Current Insights On Treating Ankle Fractures In Patients With Diabetes
Recognizing that ankle fractures in patients with diabetes can lead to potentially dire complications, these authors discuss keys to treatment that can reduce risks and improve outcomes.
Ankle fractures in patients with diabetes present challenges in operative and non-operative management. Complications arising from diabetes and its comorbidities such as neuropathy and vasculopathy are compounded by healing and rehabilitation problems that occur more often in patients with diabetes than those without diabetes.
These chronic issues stay at bay until acute trauma occurs and brings them to the forefront. An ankle fracture in a patient with diabetes can lead to an increased risk of infection, malunion, delayed union, nonunion, Charcot arthropathy, and impaired wound healing. These multiple risks can turn what at first glance appears to be a routine ankle fracture into a difficult case requiring additional strategies to avoid limb loss. It is important to understand the complications that can arise in patients with diabetes who experience ankle fractures. In a limb-threatening scenario, it is also critical to be aware of the treatment options available.
According to the Centers for Disease Control and Prevention in 2010, 25.8 million people (8.3 percent of the population) in the United States had diabetes.1 Among U.S. residents 65 years of age and older, 10.9 million (26.9 percent of the population) had diabetes.
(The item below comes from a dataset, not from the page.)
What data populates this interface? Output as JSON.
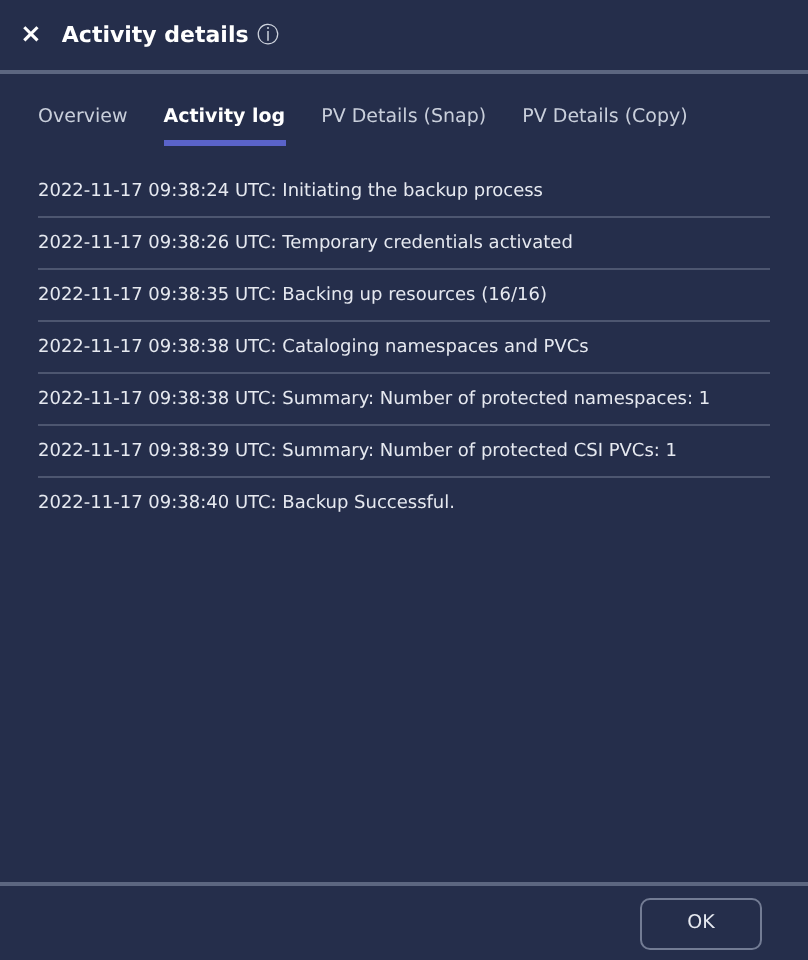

Additionally, about 1.9 million people 20 years of age or older in the United States were newly diagnosed with diabetes in 2010.
A review of more than 160,000 study patients treated for ankle fractures from 1988 through 2000 showed that 5.71 percent of the patients had diabetes.2 Those with diabetes had a greater overall percentage of in-hospital mortality, postoperative complications, length of hospital stay and non-routine discharge. Many other studies have demonstrated an increased rate of complications in patients with diabetes and ankle fractures including impaired wound healing, infection, impaired fracture healing, loss of reduction, hardware failure and Charcot arthropathy.3-9
What The Literature Reveals About Ankle Fractures In Patients With Diabetes
Many authors have published articles about the incidence and types of complications of ankle fractures in patients with diabetes. These studies reflect the fact that patients with diabetes have an increased risk of complications associated with ankle fractures in comparison to those without diabetes.10,11 Possible complications in this setting include infection, malunion, delayed union, nonunion, Charcot arthropathy; all which typically need further surgical intervention or amputation.
When it comes to surgical treatment for ankle fractures in patients with diabetes, a study by Blotter and colleagues showed the relative risk for complications was 2.76 times greater in this group in comparison to their control group.4 Jones and coworkers performed a retrospective study comparing 42 patients with diabetes with controls matched for age, sex, fracture type and treatment method.10 They found that 31 percent of patients with diabetes, in comparison with 17 percent of patients without diabetes, developed complications after experiencing closed ankle fractures.
In another retrospective study, Costigan and colleagues evaluated the outcome of 84 patients with diabetes who received open reduction internal fixation (ORIF) for their ankle fractures.11 Twelve patients (14 percent) developed infections with two of those patients having both infection and Charcot changes. Several patient variables were also present. In this study, peripheral neuropathy and vasculopathy were associated with an increased risk in complications.